Самуэль что-то буркнул. Он перехватил взгляд Бьорна Спиргера и заметил:
– Сотня жалких оборванцев, Бьорн. Причин для беспокойства нет.
– Разве я что-то сказал, ротмистр? – Спиргер пожал плечами.
– Что с нашим особым другом?
– Все еще здесь, – ответил мужчина у окна.

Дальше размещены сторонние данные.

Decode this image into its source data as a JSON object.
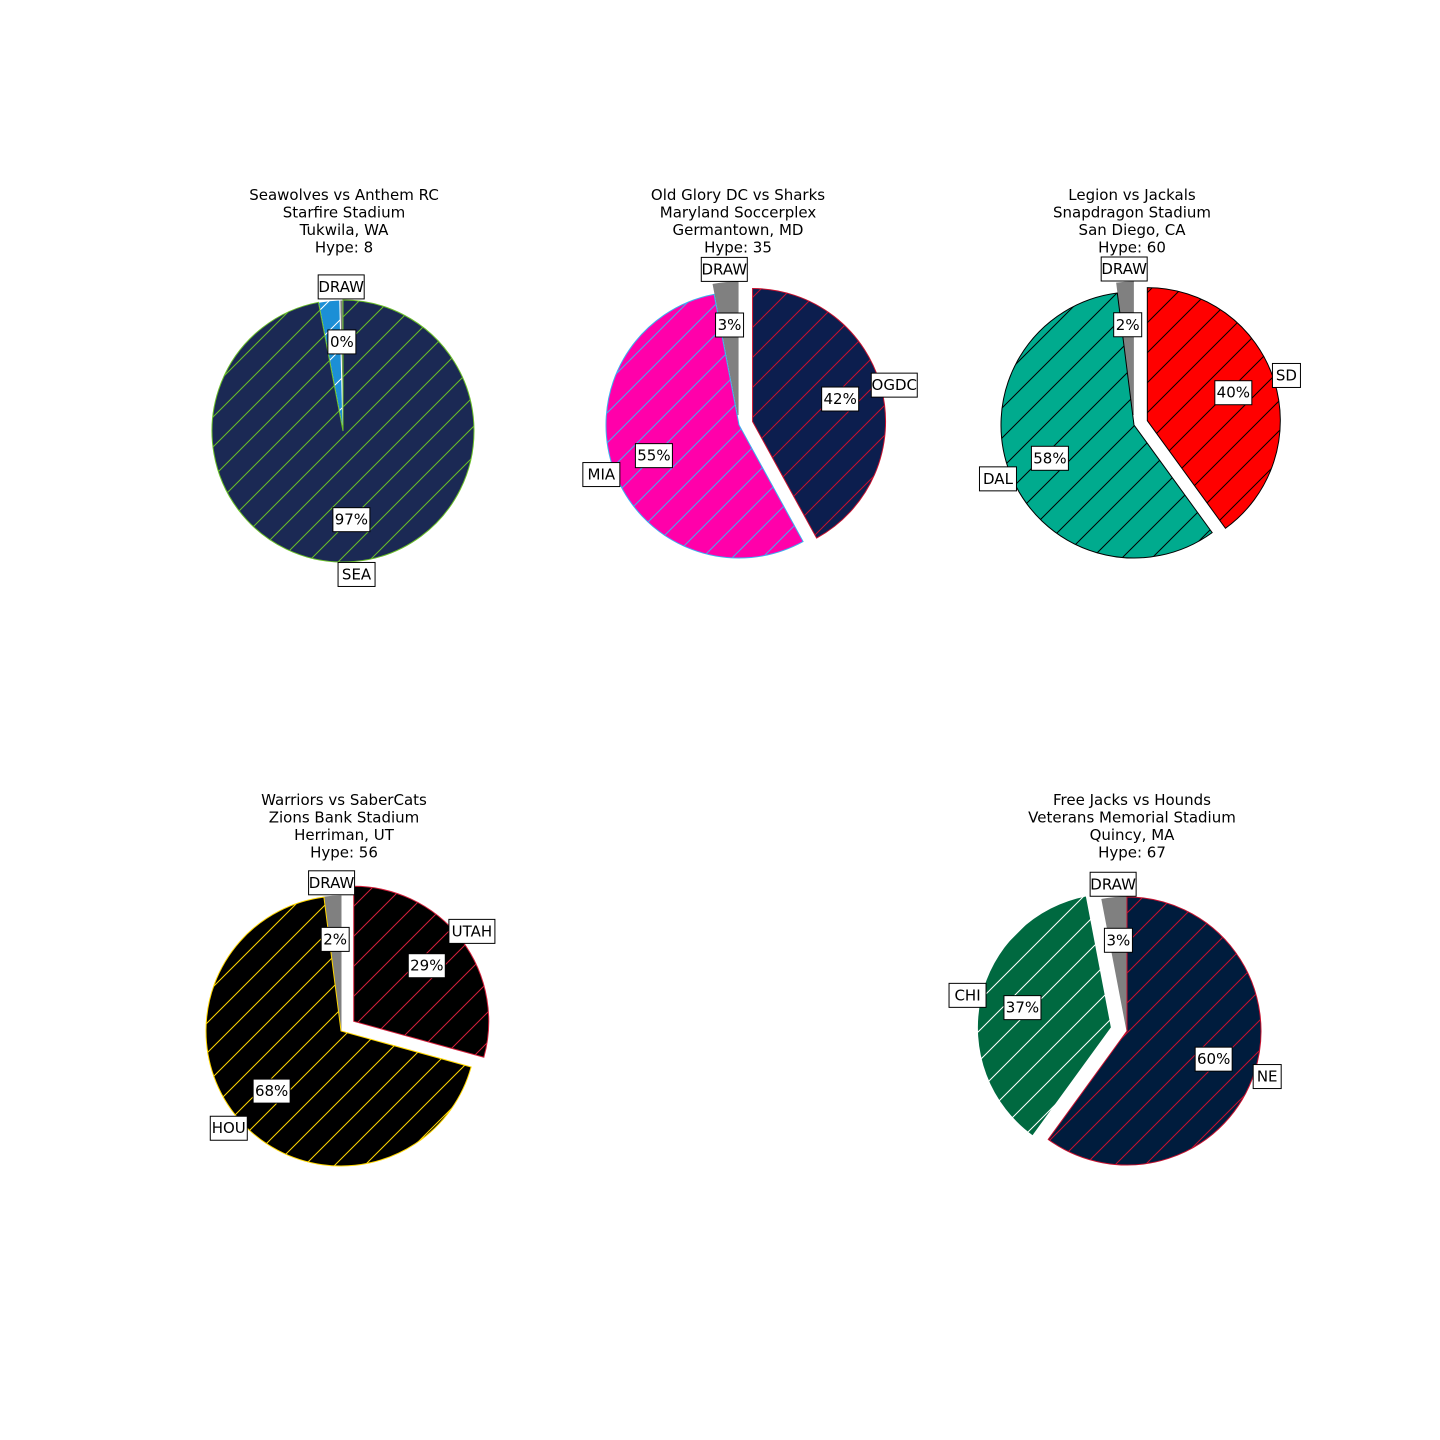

Самуэль подошел к окну и выглянул наружу. Ворота монастыря находились в конце улицы, начинавшейся прямо от рыночной площади Браунау. Улица приобрела серо-коричневый цвет из-за людей, молча стоявших по обеим ее сторонам. Они вели себя все так же тихо. Если бы Самуэль никого не поставил на пост у окна, смоландцы даже не заметили бы эту толпу. Фигуры двигались почти как тени, которые растут из углов и выступов зданий, когда свет перемещается; они не издавали ни звука. Они просто смотрели. Смотрели на монастырь, и чем дольше Самуэль вглядывался в них, тем холоднее ему становилось. По пути вверх по ущелью Самуэлю пришло в голову сравнение с хищниками – это когда они проходили мимо молчаливо глазеющих жалких людей в нижней части города. Сравнение несколько хромало – стервятники поджидали добычу, и терпения им было не занимать. Но эти, снаружи, ждали не добычу, а… да, чего? «Избавления», – пронеслось в мозгу Самуэля; и характерной особенностью их ожидания было не терпение, а отчаяние. Он положил руку на плечо мужчины рядом с собой.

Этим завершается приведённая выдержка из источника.